Caterpillar (NYSE: CAT) stands out as a prime beneficiary of a weaker U.S. dollar. With more than half of its revenue generated from international markets, the company gains when foreign earnings convert into stronger dollar terms. The company also benefits directly from rising commodity prices because its heavy machinery is heavily used in mining operations.

But there are also domestic catalysts at play with Caterpillar. Many companies have responded to the Trump administration’s calls to onshore their manufacturing, translating into increased demand for industrial equipment. These commitments, along with capital already committed to build data centers, will be bullish for Caterpillar.

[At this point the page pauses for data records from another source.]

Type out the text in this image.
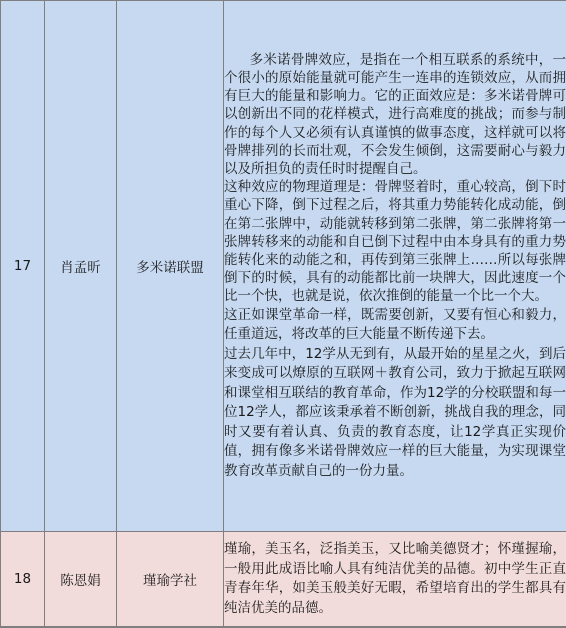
17	肖孟昕	多米诺联盟	多米诺骨牌效应，是指在一个相互联系的系统中，一个很小的原始能量就可能产生一连串的连锁效应，从而拥有巨大的能量和影响力。它的正面效应是：多米诺骨牌可以创新出不同的花样模式，进行高难度的挑战；而参与制作的每个人又必须有认真谨慎的做事态度，这样就可以将骨牌排列的长而壮观，不会发生倾倒，这需要耐心与毅力以及所担负的责任时时提醒自己。

这种效应的物理道理是：骨牌竖着时，重心较高，倒下时重心下降，倒下过程之后，将其重力势能转化成动能，倒在第二张牌中，动能就转移到第二张牌，第二张牌将第一张牌转移来的动能和自已倒下过程中由本身具有的重力势能转化来的动能之和，再传到第三张牌上……所以每张牌倒下的时候，具有的动能都比前一块牌大，因此速度一个比一个快，也就是说，依次推倒的能量一个比一个大。

这正如课堂革命一样，既需要创新，又要有恒心和毅力，任重道远，将改革的巨大能量不断传递下去。

过去几年中，12学从无到有，从最开始的星星之火，到后来变成可以燎原的互联网＋教育公司，致力于掀起互联网和课堂相互联结的教育革命，作为12学的分校联盟和每一位12学人，都应该秉承着不断创新，挑战自我的理念，同时又要有着认真、负责的教育态度，让12学真正实现价值，拥有像多米诺骨牌效应一样的巨大能量，为实现课堂教育改革贡献自己的一份力量。

18	陈恩娟	瑾瑜学社	瑾瑜，美玉名，泛指美玉，又比喻美德贤才；怀瑾握瑜，一般用此成语比喻人具有纯洁优美的品德。初中学生正直青春年华，如美玉般美好无暇，希望培育出的学生都具有纯洁优美的品德。
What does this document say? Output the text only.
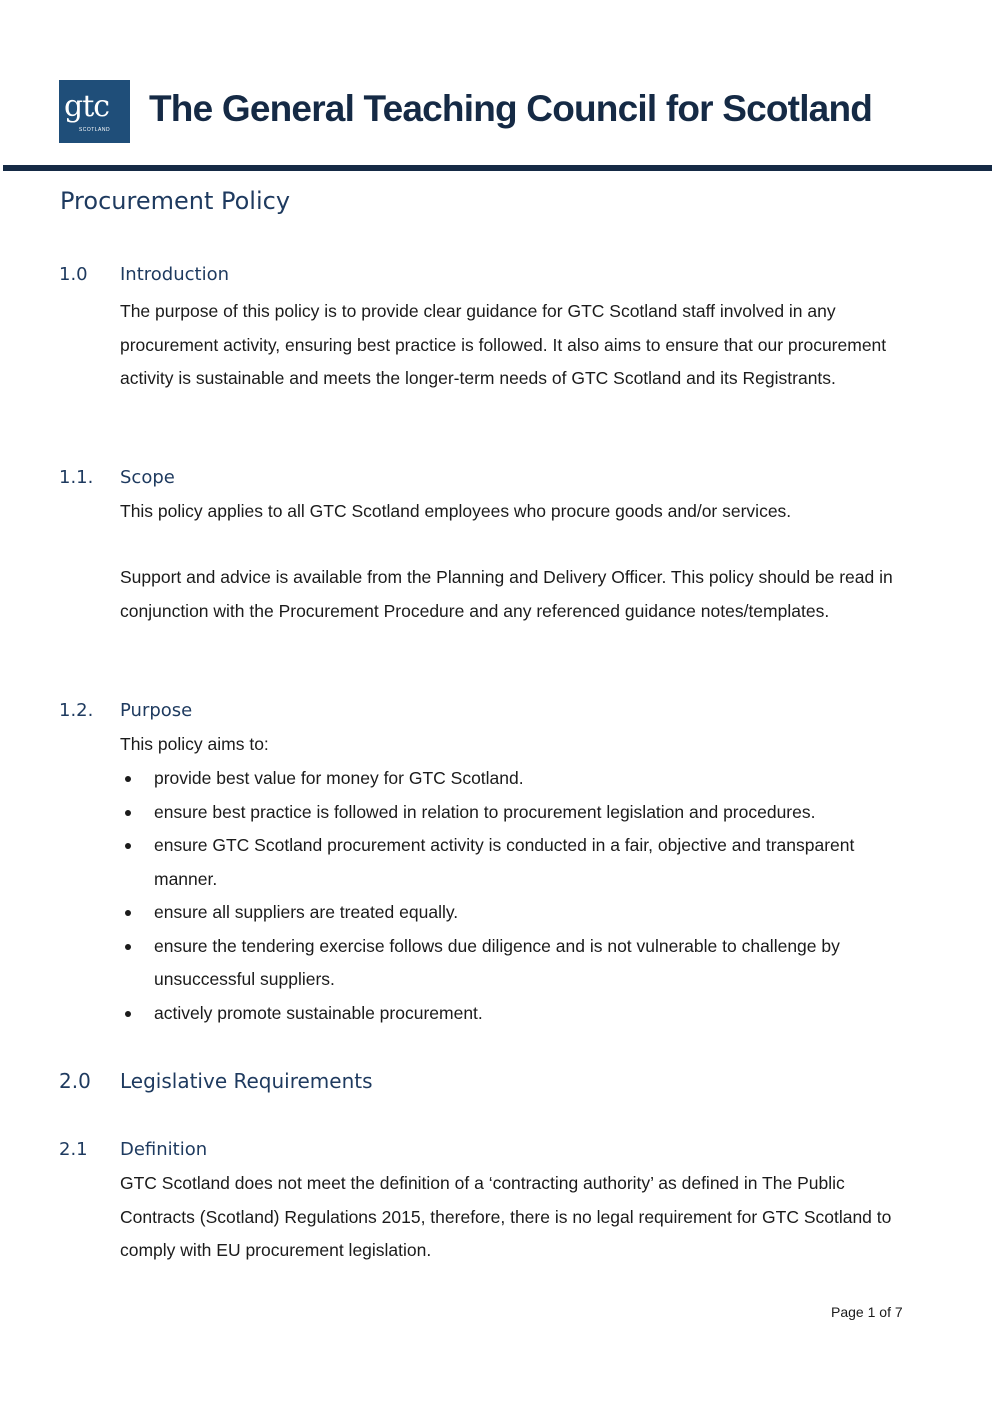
gtc
SCOTLAND
The General Teaching Council for Scotland
Procurement Policy
1.0 Introduction

The purpose of this policy is to provide clear guidance for GTC Scotland staff involved in any procurement activity, ensuring best practice is followed. It also aims to ensure that our procurement activity is sustainable and meets the longer-term needs of GTC Scotland and its Registrants.

1.1. Scope

This policy applies to all GTC Scotland employees who procure goods and/or services.

Support and advice is available from the Planning and Delivery Officer. This policy should be read in conjunction with the Procurement Procedure and any referenced guidance notes/templates.

1.2. Purpose

This policy aims to:

provide best value for money for GTC Scotland.
ensure best practice is followed in relation to procurement legislation and procedures.
ensure GTC Scotland procurement activity is conducted in a fair, objective and transparent manner.
ensure all suppliers are treated equally.
ensure the tendering exercise follows due diligence and is not vulnerable to challenge by unsuccessful suppliers.
actively promote sustainable procurement.
2.0 Legislative Requirements
2.1 Definition

GTC Scotland does not meet the definition of a ‘contracting authority’ as defined in The Public Contracts (Scotland) Regulations 2015, therefore, there is no legal requirement for GTC Scotland to comply with EU procurement legislation.

Page 1 of 7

That said, CAT stock is up over 11% in the last month and is now trading above the consensus price target of the analysts tracked by MarketBeat. The stock also has a forward price-to-earnings (P/E) ratio of over 19x, which makes it expensive compared to its historical levels as well as other industrial stocks.

While investors may want to wait for a little pullback, they may not want to wait too long. On June 24, Citigroup raised its price target for CAT stock from $370 to $420.

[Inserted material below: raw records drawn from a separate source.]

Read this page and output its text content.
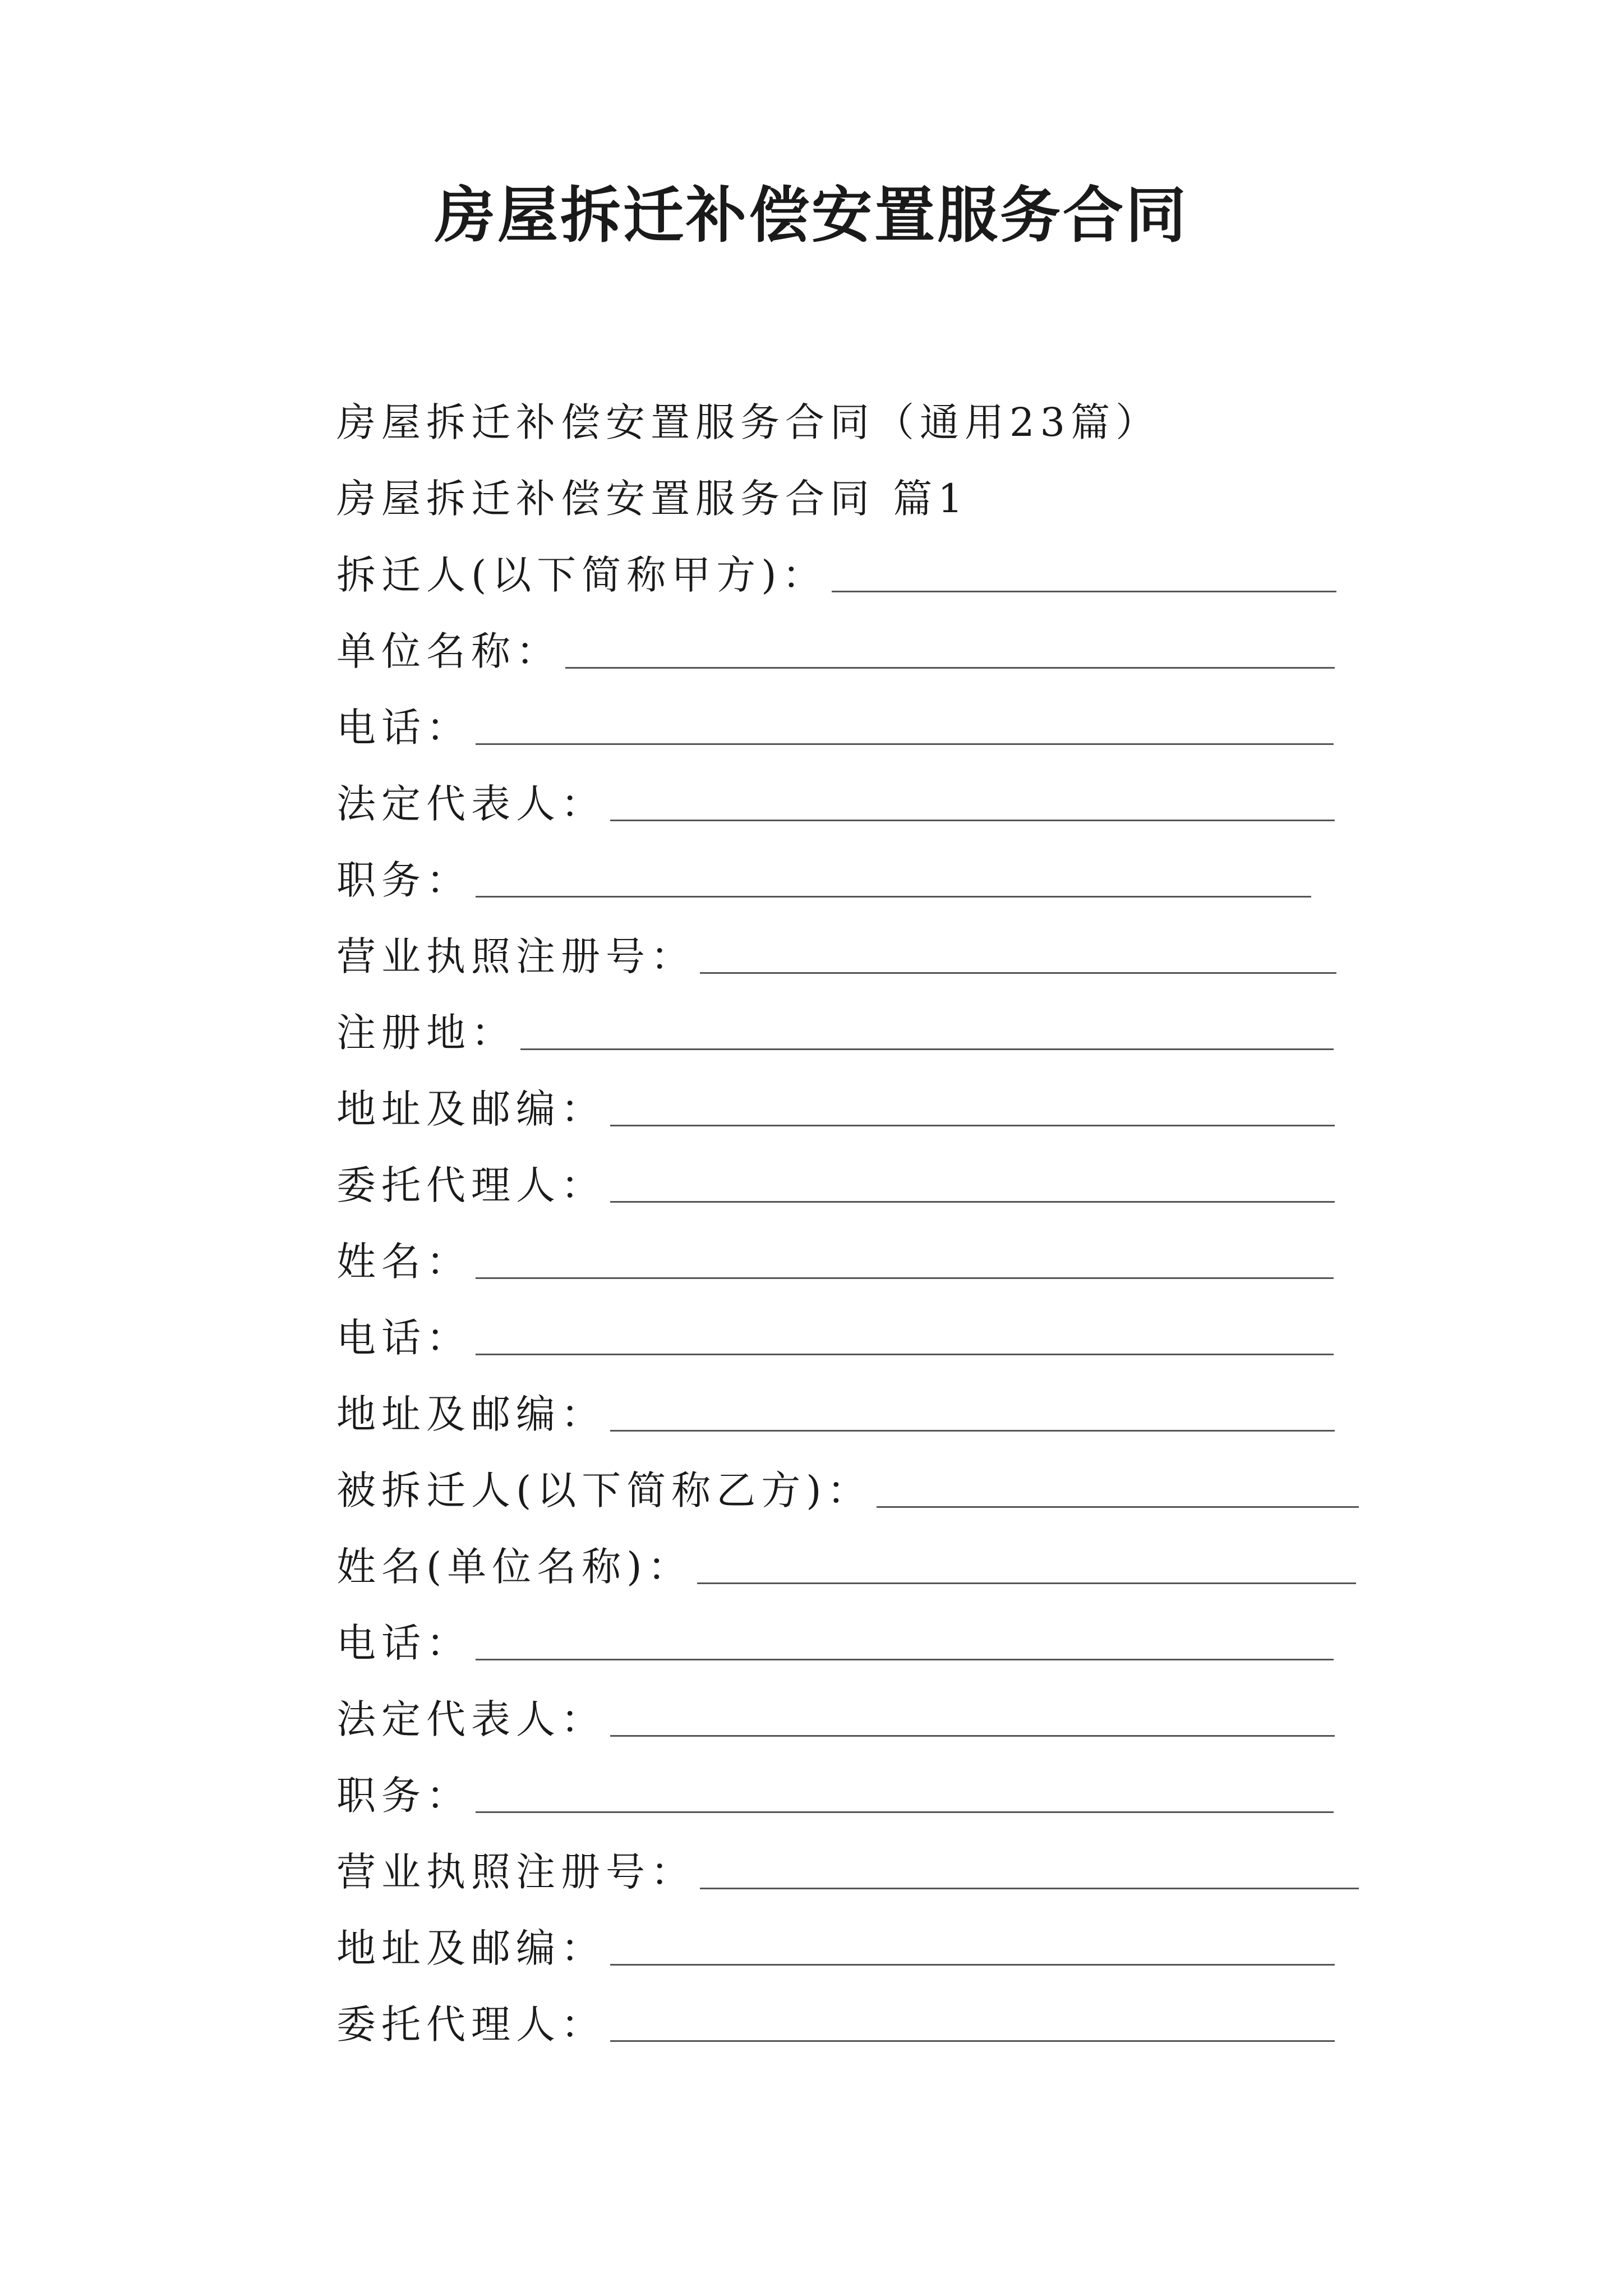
房屋拆迁补偿安置服务合同
房屋拆迁补偿安置服务合同（通用23篇）
房屋拆迁补偿安置服务合同 篇1
拆迁人(以下简称甲方)：
单位名称：
电话：
法定代表人：
职务：
营业执照注册号：
注册地：
地址及邮编：
委托代理人：
姓名：
电话：
地址及邮编：
被拆迁人(以下简称乙方)：
姓名(单位名称)：
电话：
法定代表人：
职务：
营业执照注册号：
地址及邮编：
委托代理人：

Procter & Gamble: A Weak Dollar Lifts International Sales

The Procter & Gamble Company (NYSE: PG) is similar to Caterpillar in that about 50% of the company’s revenue comes from overseas. That explains why its earnings per share (EPS) remain slightly higher year-over-year (YOY) even as its revenue is under pressure.

Consumer staples stocks in the United States have struggled lately. That’s because the pricing power that many companies enjoyed in 2020 and 2021 has turned into a liability as higher-for-longer interest rates and sticky inflation has caused consumers to be more discerning about how they spend their dollars.

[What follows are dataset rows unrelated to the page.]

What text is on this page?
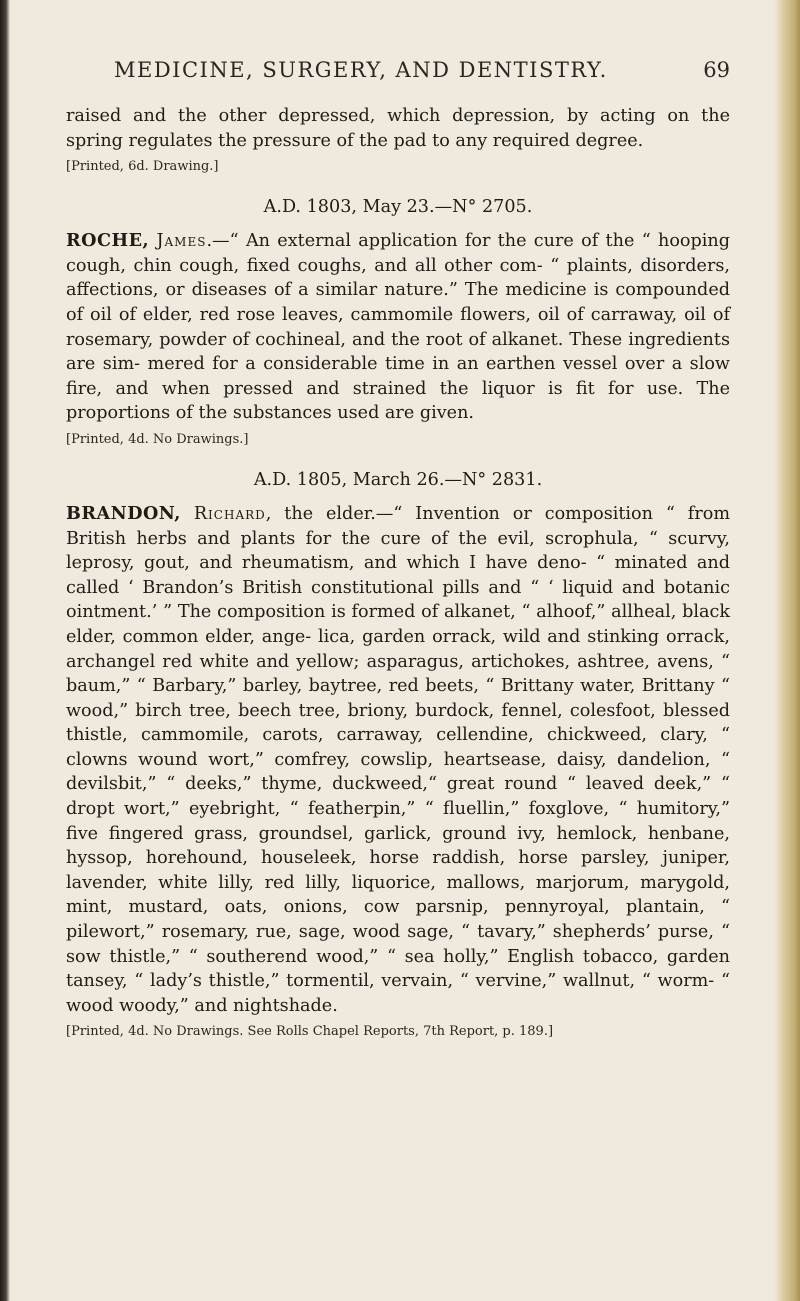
MEDICINE, SURGERY, AND DENTISTRY.	69

raised and the other depressed, which depression, by acting on the spring regulates the pressure of the pad to any required degree.

[Printed, 6d. Drawing.]
A.D. 1803, May 23.—N° 2705.

ROCHE, James.—“ An external application for the cure of the “ hooping cough, chin cough, fixed coughs, and all other com- “ plaints, disorders, affections, or diseases of a similar nature.” The medicine is compounded of oil of elder, red rose leaves, cammomile flowers, oil of carraway, oil of rosemary, powder of cochineal, and the root of alkanet. These ingredients are sim- mered for a considerable time in an earthen vessel over a slow fire, and when pressed and strained the liquor is fit for use. The proportions of the substances used are given.

[Printed, 4d. No Drawings.]
A.D. 1805, March 26.—N° 2831.

BRANDON, Richard, the elder.—“ Invention or composition “ from British herbs and plants for the cure of the evil, scrophula, “ scurvy, leprosy, gout, and rheumatism, and which I have deno- “ minated and called ‘ Brandon’s British constitutional pills and “ ‘ liquid and botanic ointment.’ ” The composition is formed of alkanet, “ alhoof,” allheal, black elder, common elder, ange- lica, garden orrack, wild and stinking orrack, archangel red white and yellow; asparagus, artichokes, ashtree, avens, “ baum,” “ Barbary,” barley, baytree, red beets, “ Brittany water, Brittany “ wood,” birch tree, beech tree, briony, burdock, fennel, colesfoot, blessed thistle, cammomile, carots, carraway, cellendine, chickweed, clary, “ clowns wound wort,” comfrey, cowslip, heartsease, daisy, dandelion, “ devilsbit,” “ deeks,” thyme, duckweed,“ great round “ leaved deek,” “ dropt wort,” eyebright, “ featherpin,” “ fluellin,” foxglove, “ humitory,” five fingered grass, groundsel, garlick, ground ivy, hemlock, henbane, hyssop, horehound, houseleek, horse raddish, horse parsley, juniper, lavender, white lilly, red lilly, liquorice, mallows, marjorum, marygold, mint, mustard, oats, onions, cow parsnip, pennyroyal, plantain, “ pilewort,” rosemary, rue, sage, wood sage, “ tavary,” shepherds’ purse, “ sow thistle,” “ southerend wood,” “ sea holly,” English tobacco, garden tansey, “ lady’s thistle,” tormentil, vervain, “ vervine,” wallnut, “ worm- “ wood woody,” and nightshade.

[Printed, 4d. No Drawings. See Rolls Chapel Reports, 7th Report, p. 189.]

PG stock is down about 5.4% through the first half of 2025. However, even at a forward P/E ratio of around 24x, the stock is still trading at a discount to itself. Analysts project EPS growth of around 6% over the next year, and even that forecast may underestimate potential gains if U.S. economic conditions improve in the second half of the year.

IBM: AI and Quantum Bets Pay Off Abroad

At the midpoint of 2025, IBM (NYSE: IBM) may be ready to win the title of comeback stock of the year—or maybe of the decade. IBM stock is up 33% in 2025, and Wedbush recently raised its price target from $300 to $325. That would be a gain of over 10% for investors.

The company's resurgence is largely driven by its ability to make artificial intelligence (AI) practical for large enterprises, particularly agentic AI. Like the other stocks on this list, IBM also generates significant revenue from international customers.

Another key driver is IBM’s long-standing investment in the quantum computing space. This has been a targeted bet for IBM over several years that is paying off as quantum computing becomes a reality.

The outperformance of IBM stock in 2025 makes it expensive based on many metrics. For example, its earnings yield of 2.07% is lower than its dividend yield, which suggests that IBM is paying out more in dividends than it earns in profit relative to its stock price. But IBM's dividend is backed by the company’s free cash flow (FCF) ratio, which is higher than its historical averages.